Vous avez eu des problèmes à l'époque avec les journalistes, pouvez-vous les expliquer ?

Simplement, beaucoup de critiques musicaux ne nous aimaient pas. Peut-être parce que nous étions trop « vrais » pour eux.

Pourquoi une si grande différence entre les 2 albums et les prestations live ? Préférez-vous les lives ou les studios ?

Bah, les lives du groupe qui tournent ne sont pas plus que des « bootlegs » (NDRL : il parle ici des K7 live, relativement courantes il est vrai, de Nabat et non pas de l'album live sorti en 1992 sur Twins Records). Nous aimons la dimension « live », mais quoi qu'il en soit, dans les deux cas nous cherchons à faire mieux.

Vous avez fait des reprises live de groupes ska (Symarip, The Maytals) et vous semblez influencés par ce style de musique, mais pas de compositions personnelles à part peut-être le morceau reggae « Mastò ». Pourquoi ?

Le ska, le reggae, la soul et le blues font partie de notre bagage musical/culturel. Dans « Nati per niente », il y a un morceau dub « Iqbal masih ». Il y a des influences blues et également soul. Malgré tout, nous vous surprendrons prochainement. Vous entendrez toutes ces influences dans les nouveaux travaux de Nabat !

Quels disques sont sortis sur CAS Records ? Quand est-ce que ça a arrêté ? Pourquoi ?
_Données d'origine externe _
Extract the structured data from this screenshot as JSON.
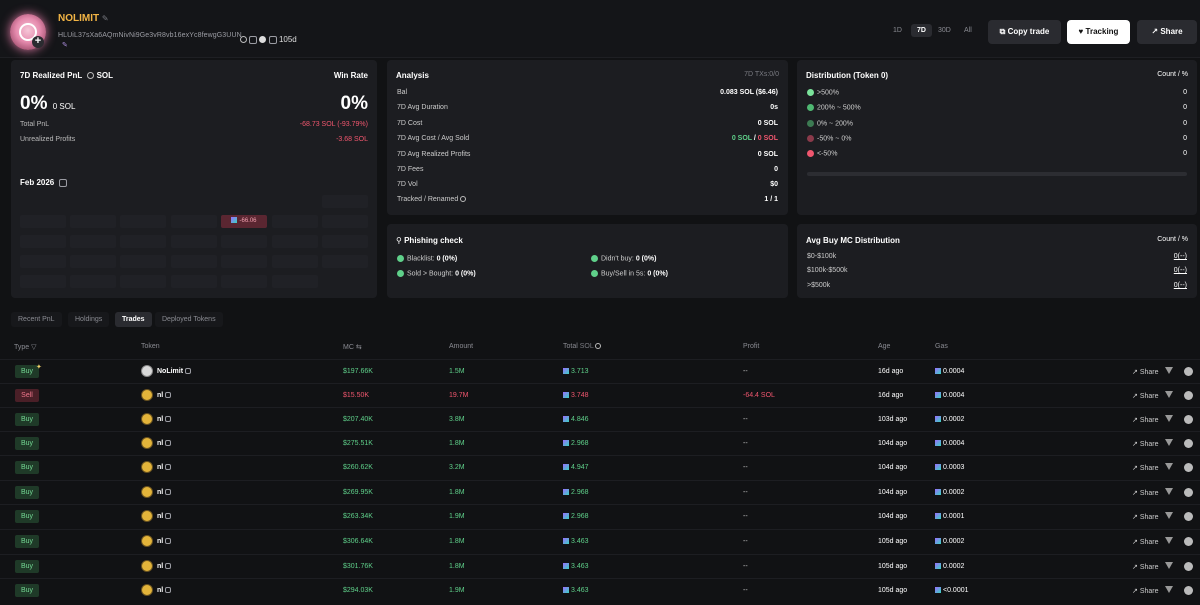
{
  "header": {
    "name": "NOLIMIT",
    "address": "HLUiL37sXa6AQmNivNi9Ge3vR8vb16exYc8fewgG3UUN",
    "age": "105d",
    "timeframes": [
      "1D",
      "7D",
      "30D",
      "All"
    ],
    "active_timeframe": "7D",
    "copy_trade": "Copy trade",
    "tracking": "Tracking",
    "share": "Share"
  },
  "pnl": {
    "title": "7D Realized PnL",
    "unit": "SOL",
    "win_rate_label": "Win Rate",
    "pnl_pct": "0%",
    "pnl_sol": "0 SOL",
    "win_rate": "0%",
    "total_label": "Total PnL",
    "total_value": "-68.73 SOL (-93.79%)",
    "unrealized_label": "Unrealized Profits",
    "unrealized_value": "-3.68 SOL",
    "month": "Feb 2026",
    "cal_value": "-66.06"
  },
  "analysis": {
    "title": "Analysis",
    "txs": "7D TXs:0/0",
    "rows": [
      {
        "label": "Bal",
        "value": "0.083 SOL ($6.46)"
      },
      {
        "label": "7D Avg Duration",
        "value": "0s"
      },
      {
        "label": "7D Cost",
        "value": "0 SOL"
      },
      {
        "label": "7D Avg Cost / Avg Sold",
        "value_a": "0 SOL",
        "sep": " / ",
        "value_b": "0 SOL"
      },
      {
        "label": "7D Avg Realized Profits",
        "value": "0 SOL"
      },
      {
        "label": "7D Fees",
        "value": "0"
      },
      {
        "label": "7D Vol",
        "value": "$0"
      },
      {
        "label": "Tracked / Renamed",
        "value": "1 / 1"
      }
    ]
  },
  "distribution": {
    "title": "Distribution (Token 0)",
    "header": "Count / %",
    "rows": [
      {
        "label": ">500%",
        "value": "0",
        "color": "#7be39b"
      },
      {
        "label": "200% ~ 500%",
        "value": "0",
        "color": "#4fb872"
      },
      {
        "label": "0% ~ 200%",
        "value": "0",
        "color": "#3c7a52"
      },
      {
        "label": "-50% ~ 0%",
        "value": "0",
        "color": "#8a3a4a"
      },
      {
        "label": "<-50%",
        "value": "0",
        "color": "#f0566e"
      }
    ]
  },
  "phishing": {
    "title": "Phishing check",
    "items": [
      {
        "label": "Blacklist:",
        "value": "0 (0%)"
      },
      {
        "label": "Didn't buy:",
        "value": "0 (0%)"
      },
      {
        "label": "Sold > Bought:",
        "value": "0 (0%)"
      },
      {
        "label": "Buy/Sell in 5s:",
        "value": "0 (0%)"
      }
    ]
  },
  "avgbuy": {
    "title": "Avg Buy MC Distribution",
    "header": "Count / %",
    "rows": [
      {
        "label": "$0-$100k",
        "value": "0(--)"
      },
      {
        "label": "$100k-$500k",
        "value": "0(--)"
      },
      {
        "label": ">$500k",
        "value": "0(--)"
      }
    ]
  },
  "tabs": [
    "Recent PnL",
    "Holdings",
    "Trades",
    "Deployed Tokens"
  ],
  "active_tab": "Trades",
  "table": {
    "headers": {
      "type": "Type",
      "token": "Token",
      "mc": "MC",
      "amount": "Amount",
      "total": "Total",
      "total_unit": "SOL",
      "profit": "Profit",
      "age": "Age",
      "gas": "Gas"
    },
    "share_label": "Share",
    "rows": [
      {
        "type": "Buy",
        "token": "NoLimit",
        "mc": "$197.66K",
        "amount": "1.5M",
        "total": "3.713",
        "profit": "--",
        "age": "16d ago",
        "gas": "0.0004"
      },
      {
        "type": "Sell",
        "token": "nl",
        "mc": "$15.50K",
        "amount": "19.7M",
        "total": "3.748",
        "profit": "-64.4 SOL",
        "age": "16d ago",
        "gas": "0.0004"
      },
      {
        "type": "Buy",
        "token": "nl",
        "mc": "$207.40K",
        "amount": "3.8M",
        "total": "4.846",
        "profit": "--",
        "age": "103d ago",
        "gas": "0.0002"
      },
      {
        "type": "Buy",
        "token": "nl",
        "mc": "$275.51K",
        "amount": "1.8M",
        "total": "2.968",
        "profit": "--",
        "age": "104d ago",
        "gas": "0.0004"
      },
      {
        "type": "Buy",
        "token": "nl",
        "mc": "$260.62K",
        "amount": "3.2M",
        "total": "4.947",
        "profit": "--",
        "age": "104d ago",
        "gas": "0.0003"
      },
      {
        "type": "Buy",
        "token": "nl",
        "mc": "$269.95K",
        "amount": "1.8M",
        "total": "2.968",
        "profit": "--",
        "age": "104d ago",
        "gas": "0.0002"
      },
      {
        "type": "Buy",
        "token": "nl",
        "mc": "$263.34K",
        "amount": "1.9M",
        "total": "2.968",
        "profit": "--",
        "age": "104d ago",
        "gas": "0.0001"
      },
      {
        "type": "Buy",
        "token": "nl",
        "mc": "$306.64K",
        "amount": "1.8M",
        "total": "3.463",
        "profit": "--",
        "age": "105d ago",
        "gas": "0.0002"
      },
      {
        "type": "Buy",
        "token": "nl",
        "mc": "$301.76K",
        "amount": "1.8M",
        "total": "3.463",
        "profit": "--",
        "age": "105d ago",
        "gas": "0.0002"
      },
      {
        "type": "Buy",
        "token": "nl",
        "mc": "$294.03K",
        "amount": "1.9M",
        "total": "3.463",
        "profit": "--",
        "age": "105d ago",
        "gas": "<0.0001"
      }
    ]
  }
}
Tous nos disques sortiront sur CAS plus d'autres disques d'autres groupes punk et oi ! italiens. Nous avons arrêté en 1987 parce que nous n'arrivions pas joindre les deux bouts.

Que pensez-vous des prix auxquels se vendent aujourd'hui vos disques et tous ceux sortis sur CAS Records ? Etes-vous flattés ou déçus que tout le monde ne puisse pas se les offrir ? Pourquoi n'y a-t-il pas eu de rééditions ?

Nous respectons beaucoup ces années. Nous sommes tout de même contents de ce que nous avons fait. Nous n'avons jamais rien réédité par manque d'argent. Maintenant nous verrons, qui sait ? Il y a une idée de rééditer notre ancien matériel…

A part « No armi » et « Nichilistaggio », est-ce que les autres titres du LP « Nati per niente » sont récents ? Est-ce que ces deux morceaux sont les seuls qui n'étaient pas sortis en vinyle parmi vos morceaux de l'époque ? Sinon pourquoi les avoir choisis ?

Oui, les autres titres sont tous de Nabat années 90. Nous avons choisi « No armi » et « Nichistaggio » parce que c'était deux de nos morceaux du début des années 80 et ils étaient peu connus. « Nichistaggio » à l'origine est dédié aux anarchistes parisiens du début des années 1900, tu sais LA BANDA BONNO , LIABEUF, etc.

Avez-vous d'autres projets ? Avez-vous déjà eu des opportunités de passer en France ? Pensez-vous y venir ?

Des projets ? Oui , jouer, rééditer notre vieux matériel, faire au moins un autre disque. Nous aimerions venir jouer en France, même si nous connaissons peu la scène française.